Anyway you should see how quiet people get when you make them go back to re-check the places they’ve already checked and you ask them to check these places in a new way and they look at you like you’re a dick for making them do this, and then, ho-ho, the thing is there. People get very quiet.

Now, as to my orange juice… it wasn’t on the refrigerator shelf, so I looked to see if I had left it on the counter, which I hadn’t, so I looked to see if I had brought it over to my computer, which is something I do do sometimes but in this case had not.

One, two, three places.

I opened the refrigerator again and stepped back. No orange juice. I stood a good ten feet from the counter and scanned it slowly. Nothing. I turned and looked at my desk again. Nada. Then I walked over to my bed and took in the entire apartment. It was, I saw with some sadness, an apartment bereft of orange juice.

Could I have finished the container and thrown it out? This would count possibility number four, and I was damn certain it hadn’t happened, and yet I still made myself check the trash can, which as expected was orange-juice-less.

Remembering my rule (the rule, remember, for which I will one day be famous), I forced myself to repeat the entire operation again, minus the trash can, but in a new way. I would characterize this new way as pissed. I looked in all the places I had already looked, but this time as a person who was pissed to have to be doing this. It didn’t help.

When I was kid and something was lost, my mother was fond of saying that the lost thing didn’t just get up walk and away. I imagined that the container of orange juice did in fact just get up and walk away. It had grown little arms and legs, forced open the refrigerator from inside, climbed down the shelves, and scrambled off into the bathroom, where it was now cowering in the bathtub, the poor thing, having realized that there is no way out of my apartment except through the front door, which I am not in the habit of leaving open (below is an artist’s rendering of the plight of the orange juice container).
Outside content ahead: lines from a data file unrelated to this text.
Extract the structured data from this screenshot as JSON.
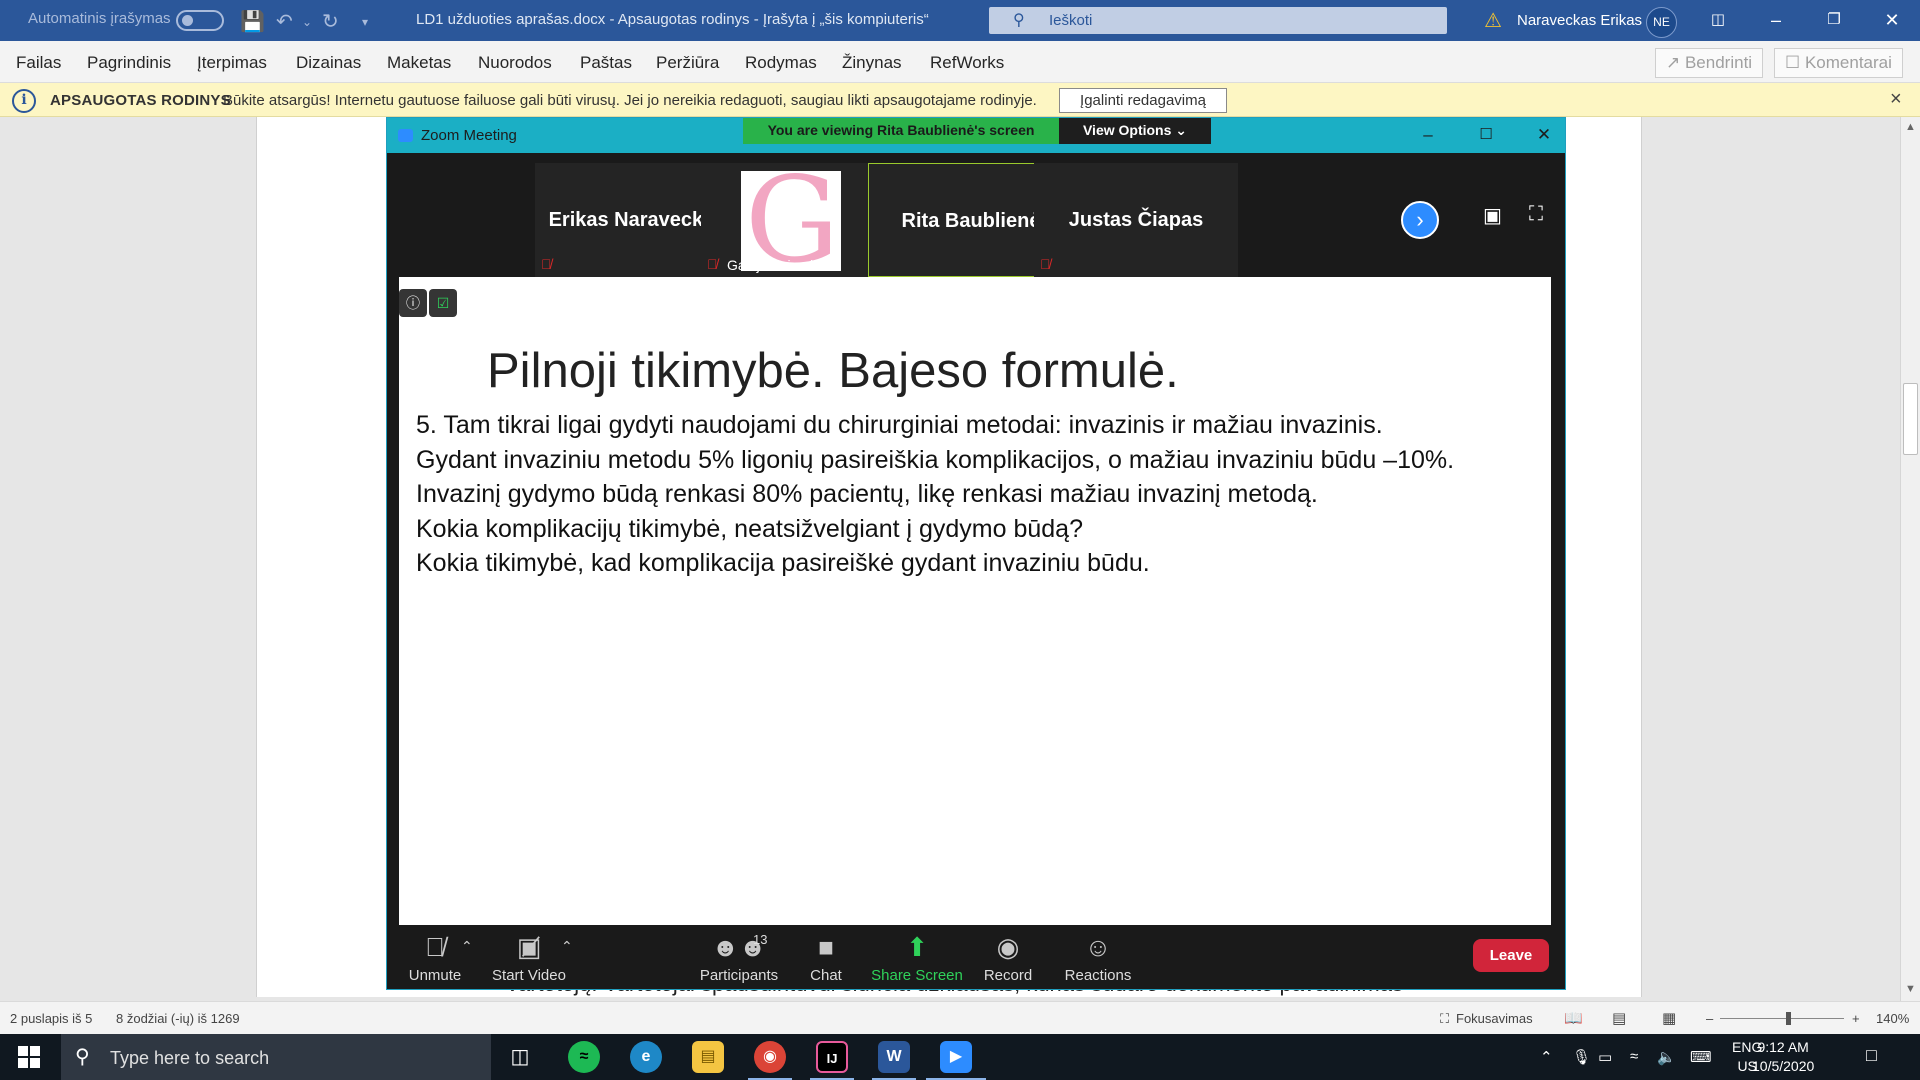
{
  "word": {
    "autosave_label": "Automatinis įrašymas",
    "doc_title": "LD1 užduoties aprašas.docx  -  Apsaugotas rodinys  -  Įrašyta į „šis kompiuteris“",
    "search_placeholder": "Ieškoti",
    "user_name": "Naraveckas Erikas",
    "user_initials": "NE",
    "ribbon_tabs": [
      "Failas",
      "Pagrindinis",
      "Įterpimas",
      "Dizainas",
      "Maketas",
      "Nuorodos",
      "Paštas",
      "Peržiūra",
      "Rodymas",
      "Žinynas",
      "RefWorks"
    ],
    "share_label": "Bendrinti",
    "comments_label": "Komentarai",
    "banner": {
      "title": "APSAUGOTAS RODINYS",
      "message": "Būkite atsargūs! Internetu gautuose failuose gali būti virusų. Jei jo nereikia redaguoti, saugiau likti apsaugotajame rodinyje.",
      "button": "Įgalinti redagavimą"
    },
    "page_peek_text": "vartotojų. Vartotojai spausdintuvui siunčia užklausas, kurias sudaro dokumento pavadinimas",
    "status": {
      "page": "2 puslapis iš 5",
      "words": "8 žodžiai (-ių) iš 1269",
      "focus": "Fokusavimas",
      "zoom": "140%"
    }
  },
  "zoom": {
    "window_title": "Zoom Meeting",
    "viewing_banner": "You are viewing Rita Baublienė's screen",
    "view_options": "View Options",
    "participants": [
      {
        "name": "Erikas Naraveckas",
        "muted": true
      },
      {
        "name": "Gabija Vaivad...",
        "muted": true,
        "has_picture": true
      },
      {
        "name": "Rita Baublienė",
        "muted": false,
        "active": true
      },
      {
        "name": "Justas Čiapas",
        "muted": true
      }
    ],
    "slide": {
      "title": "Pilnoji tikimybė. Bajeso formulė.",
      "lines": [
        "5. Tam tikrai ligai gydyti naudojami du chirurginiai metodai: invazinis ir mažiau invazinis.",
        "Gydant invaziniu metodu 5% ligonių pasireiškia komplikacijos, o mažiau invaziniu būdu –10%.",
        "Invazinį gydymo būdą renkasi 80% pacientų, likę renkasi mažiau invazinį metodą.",
        "Kokia komplikacijų tikimybė, neatsižvelgiant į gydymo būdą?",
        "Kokia tikimybė, kad komplikacija pasireiškė gydant invaziniu būdu."
      ]
    },
    "controls": {
      "unmute": "Unmute",
      "start_video": "Start Video",
      "participants": "Participants",
      "participants_count": "13",
      "chat": "Chat",
      "share_screen": "Share Screen",
      "record": "Record",
      "reactions": "Reactions",
      "leave": "Leave"
    }
  },
  "taskbar": {
    "search_placeholder": "Type here to search",
    "lang_top": "ENG",
    "lang_bottom": "US",
    "time": "9:12 AM",
    "date": "10/5/2020"
  },
  "colors": {
    "word_blue": "#2b579a",
    "zoom_teal": "#1bafc5",
    "zoom_green": "#29b24a",
    "leave_red": "#d1253a",
    "banner_yellow": "#fdf6c3"
  }
}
a container of orange juice with stick figure arms and legs, in a bathtub

My own plight, while comparatively less harrowing, was nonetheless beginning to annoy the shit out of me. There had been an orange juice container in the apartment. I had combined some of the orange juice from this container with seltzer and had drunk the combination, a so-called spritzer, with dinner. The glass from which I had drunk was still sitting on my desk. If I went over and looked inside it (which I was not about to do, FYI), I would find little pieces of orange juice pulp at the bottom.

A certain unease began to roll in. Could I possibly be remembering these things wrongly? Had my mind gone off its wheels for a bit and moved last week’s spritzer to tonight? It didn’t seem possible, and yet where the goddamn fuck was that orange juice container?

I walked over to the kitchen and opened all the cabinets. The orange juice container was sitting on same shelf as the plates and bowls and glasses. I had placed it in front of a row of glasses, I suppose because it is more closely related to glasses than plates or bowls.

I may not end up becoming so famous.